Maatregelen: Leidingen mogen niet in bevroren grond of onbehandelde losse grond worden ingegraven. De afstand tussen de steunberen moet voldoen aan de eisen uit het bouwbesluit. De steunkussens moeten stevig zijn, vooral de leidinginterfaces, die geen schuifkracht mogen verdragen. Bakstenen steunberen moeten worden gebouwd met cementmortel om de integriteit en stevigheid te garanderen.
Taboe 9
De expansiebouten die worden gebruikt om de buissteunen te bevestigen zijn van inferieur materiaal, de gaten voor het installeren van de expansiebouten zijn te groot, of de expansiebouten zijn geïnstalleerd op bakstenen muren of zelfs lichtgewicht muren.
Gevolgen: De leidingsteunen zitten los en de leidingen vervormen of vallen er zelfs af.
Maatregelen: Voor expansiebouten moeten gekwalificeerde producten worden geselecteerd. Indien nodig moeten monsters worden genomen voor testinspectie. De gatdiameter voor het installeren van expansiebouten mag niet groter zijn dan de buitendiameter van de expansiebouten met 2 mm. Op betonconstructies moeten expansiebouten worden gebruikt.
Taboe 10
De flens en pakking van de buisverbinding zijn niet sterk genoeg en de verbindingsbouten hebben een korte of dunne diameter. Verwarmingsbuizen gebruiken rubberen kussentjes, koudwaterleidingen gebruiken dubbellaagse kussentjes of schuine kussentjes, enflenspads steken in de buizen.
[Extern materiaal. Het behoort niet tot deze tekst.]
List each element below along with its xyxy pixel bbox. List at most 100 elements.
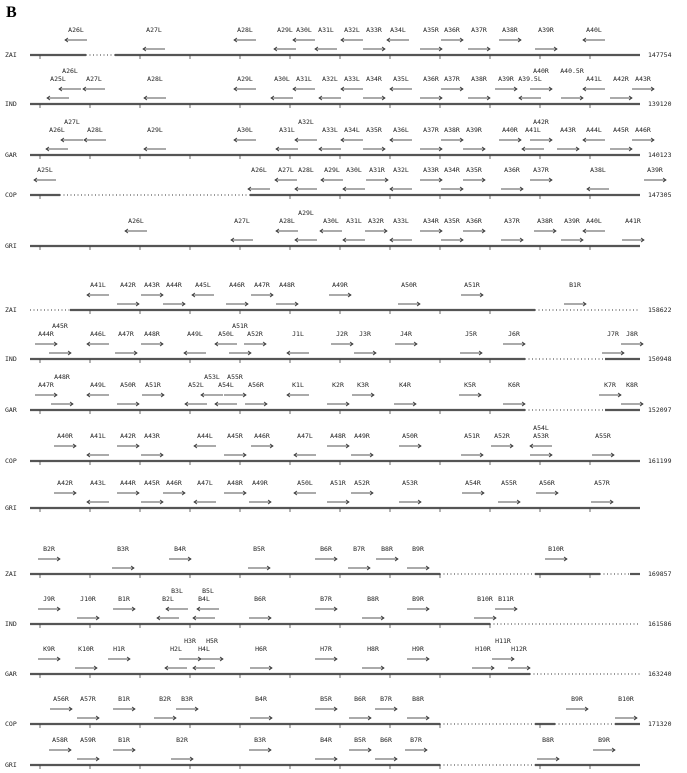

Gevolgen: De flensverbinding is niet strak of zelfs beschadigd, waardoor lekkage ontstaat. De flenspakking steekt in de buis en verhoogt de stromingsweerstand.
Maatregelen: Pijpflenzen en pakkingen moeten voldoen aan de ontwerpwerkdrukeisen van de pijpleiding.
Er moeten rubberen asbestpads worden gebruikt voor flensvoeringen van verwarmings- en warmwatertoevoerleidingen; Er moeten rubberen pads worden gebruikt voor flensvoeringen van watertoevoer- en afvoerleidingen.
De flenspakking mag niet in de buis uitsteken en de buitenste cirkel moet het flensboutgat bereiken. Er mogen geen schuine kussentjes of meerdere kussentjes in het midden van de flens worden geplaatst. De diameter van de bout die de flens verbindt, moet kleiner zijn dan 2 mm dan de diameter van het gat in de flensplaat. De lengte van de boutstang die uit de moer steekt, moet de helft van de dikte van de moer bedragen.